America lost a great man, Justice Antonin Scalia a man who was more than a great thinker, and brilliant jurist, who popularized “originalist theory”  (relying on the words of the constitution and and the description of the document by it’s authors). When history looks back on his 30-years serving on the Supreme Court will be known as one of a handful of the greatest justices in American history.

I will leave it to others to talk about the way Justice Scalia changed the court, or artful writing style, or his bombastic personality which endeared him to those who agreed and disagreed with his opinion. Sadly I never had the chance to meet him in person, but did hear about his wonderful sense of humor and his deep love for his friends and family.

Instead of talking about any of the above,  I would like review the late Judge’s greatest legal opinion. That’s right, his ruling that Chicago deep dish pizza wasn’t true pizza.

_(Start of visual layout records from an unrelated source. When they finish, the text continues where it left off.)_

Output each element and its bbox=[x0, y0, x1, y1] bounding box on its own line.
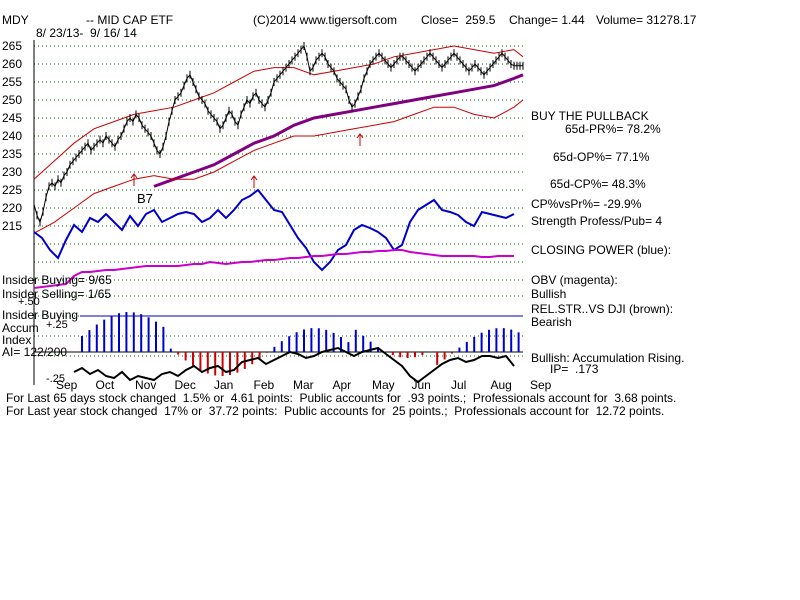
cp-label: 65d-CP%= 48.3% bbox=[550, 177, 646, 191]
relstr-bearish-label: Bearish bbox=[531, 315, 572, 329]
y-tick-label: 250 bbox=[2, 93, 23, 107]
accum-bullish-label: Bullish: Accumulation Rising. bbox=[531, 351, 685, 365]
month-label: Aug bbox=[490, 378, 512, 392]
obv-bullish-label: Bullish bbox=[531, 287, 567, 301]
insider-buying2-label: Insider Buying bbox=[2, 308, 79, 322]
month-label: Nov bbox=[135, 378, 157, 392]
closing-power-line bbox=[33, 188, 515, 272]
rel-strength-line bbox=[73, 346, 515, 384]
y-tick-label: 235 bbox=[2, 147, 23, 161]
insider-buying-label: Insider Buying= 9/65 bbox=[2, 273, 112, 287]
obv-line bbox=[33, 249, 514, 289]
month-label: May bbox=[372, 378, 395, 392]
volume-label: Volume= 31278.17 bbox=[596, 13, 697, 27]
fund-name: -- MID CAP ETF bbox=[86, 13, 174, 27]
relstr-label: REL.STR..VS DJI (brown): bbox=[531, 302, 674, 316]
month-label: Jun bbox=[411, 378, 431, 392]
month-label: Dec bbox=[174, 378, 196, 392]
y-tick-label: 215 bbox=[2, 219, 23, 233]
cpvspr-label: CP%vsPr%= -29.9% bbox=[531, 197, 642, 211]
date-range: 8/ 23/13- 9/ 16/ 14 bbox=[36, 26, 137, 40]
op-label: 65d-OP%= 77.1% bbox=[553, 150, 650, 164]
month-label: Feb bbox=[253, 378, 275, 392]
insider-selling-label: Insider Selling= 1/65 bbox=[2, 287, 112, 301]
y-tick-label: 255 bbox=[2, 75, 23, 89]
ticker-label: MDY bbox=[2, 13, 29, 27]
accum-plus50-label: +.50 bbox=[18, 296, 40, 308]
accum-plus25-label: +.25 bbox=[46, 319, 68, 331]
series-line-2 bbox=[33, 45, 524, 180]
y-tick-label: 225 bbox=[2, 183, 23, 197]
buy-arrow-head bbox=[250, 175, 258, 181]
series-line-3 bbox=[33, 99, 524, 234]
y-tick-label: 240 bbox=[2, 129, 23, 143]
month-label: Apr bbox=[332, 378, 352, 392]
copyright-label: (C)2014 www.tigersoft.com bbox=[253, 13, 398, 27]
close-label: Close= 259.5 bbox=[421, 13, 496, 27]
obv-label: OBV (magenta): bbox=[531, 273, 618, 287]
month-label: Sep bbox=[530, 378, 552, 392]
month-label: Mar bbox=[293, 378, 314, 392]
month-label: Sep bbox=[56, 378, 78, 392]
change-label: Change= 1.44 bbox=[509, 13, 585, 27]
y-tick-label: 265 bbox=[2, 39, 23, 53]
accum-label: Accum bbox=[2, 321, 39, 335]
buy-pullback-label: BUY THE PULLBACK bbox=[531, 109, 649, 123]
footer-line-1: For Last 65 days stock changed 1.5% or 4… bbox=[6, 391, 677, 405]
buy-arrow-head bbox=[130, 173, 138, 179]
accum-minus25-label: -.25 bbox=[46, 373, 65, 385]
ip-label: IP= .173 bbox=[550, 362, 599, 376]
buy-arrow-head bbox=[356, 133, 364, 139]
month-label: Jul bbox=[451, 378, 467, 392]
y-tick-label: 245 bbox=[2, 111, 23, 125]
ai-label: AI= 122/200 bbox=[2, 345, 68, 359]
month-label: Oct bbox=[95, 378, 115, 392]
index-label: Index bbox=[2, 333, 32, 347]
y-tick-label: 220 bbox=[2, 201, 23, 215]
footer-line-2: For Last year stock changed 17% or 37.72… bbox=[6, 404, 665, 418]
y-tick-label: 230 bbox=[2, 165, 23, 179]
pr-label: 65d-PR%= 78.2% bbox=[565, 122, 661, 136]
closing-power-label: CLOSING POWER (blue): bbox=[531, 243, 672, 257]
b7-annotation: B7 bbox=[137, 191, 153, 206]
month-label: Jan bbox=[214, 378, 234, 392]
series-line-1 bbox=[153, 73, 524, 188]
strength-label: Strength Profess/Pub= 4 bbox=[531, 214, 663, 228]
y-tick-label: 260 bbox=[2, 57, 23, 71]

The ruling was issued on Valentines Day  in February 2014 night at a birthday celebration for Americas First President George Washington. The celebration was held at the Union League Club of Chicago where the great Supreme Court Justice ruled that Chicago “deep dish” pizza, wasn’t really pizza.

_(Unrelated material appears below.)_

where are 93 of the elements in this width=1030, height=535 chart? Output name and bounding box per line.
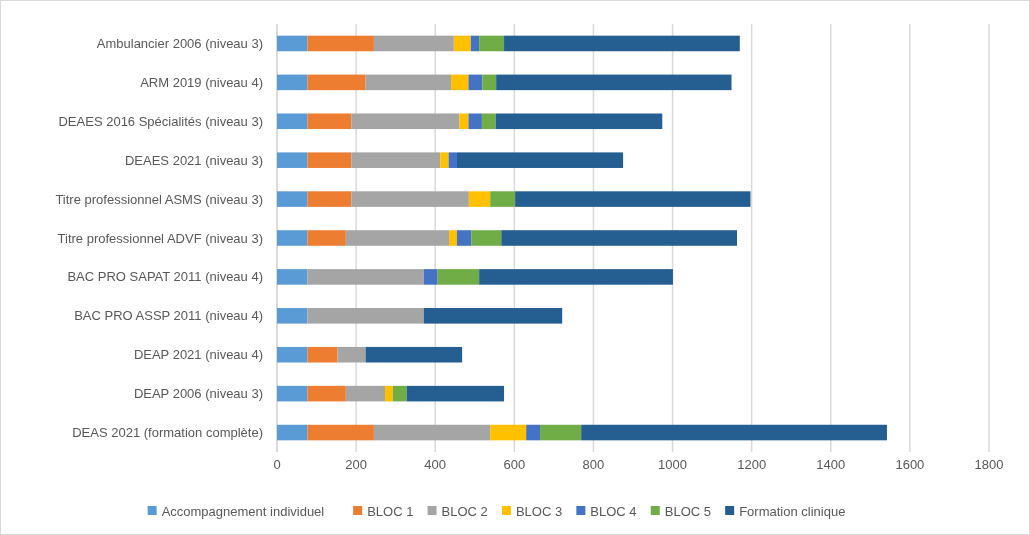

The evening’s discussion ranged from his favorite president (Washington) to religious constitutional issues (government can’t favor one religion over another but doesn’t have to avoid religion). It was near the end of the night the Justice made his ruling. Scalia directed his comments on the pizza issue during the question and answer session after his speech. He said he liked both Chicago and New York style pizza, but Chicago style “shouldn’t be called pizza” he said.

With that ruling, Justice Scalia agreed with the legal precedent he set in October 2011 when he said:

“I do indeed like so-called ‘deep dish pizza.’ It’s very tasty,” the high court’s most outspoken conservative said after a moment’s hesitation. “But it should not be called ‘pizza.’ It should be called ‘a tomato pie.’ Real pizza is Neapolitan. [from Naples, Italy] It is thin. It is chewy and crispy, OK?”​

At the time some argued that Scalia should recuse himself because he was born in Queens, grew up in New Jersey and would naturally favor the pizza served in New York. Others argued that Scalia’s decision was fair because he did spent time teaching at the University of Chicago. In the end Chicago never appealed the decision.

May Justice Antonin Scalia, a man whose personality and love of others was as big as his legal mind, rest in peace. And may God comfort his wife, children, other family, and many, many, friends and loved ones.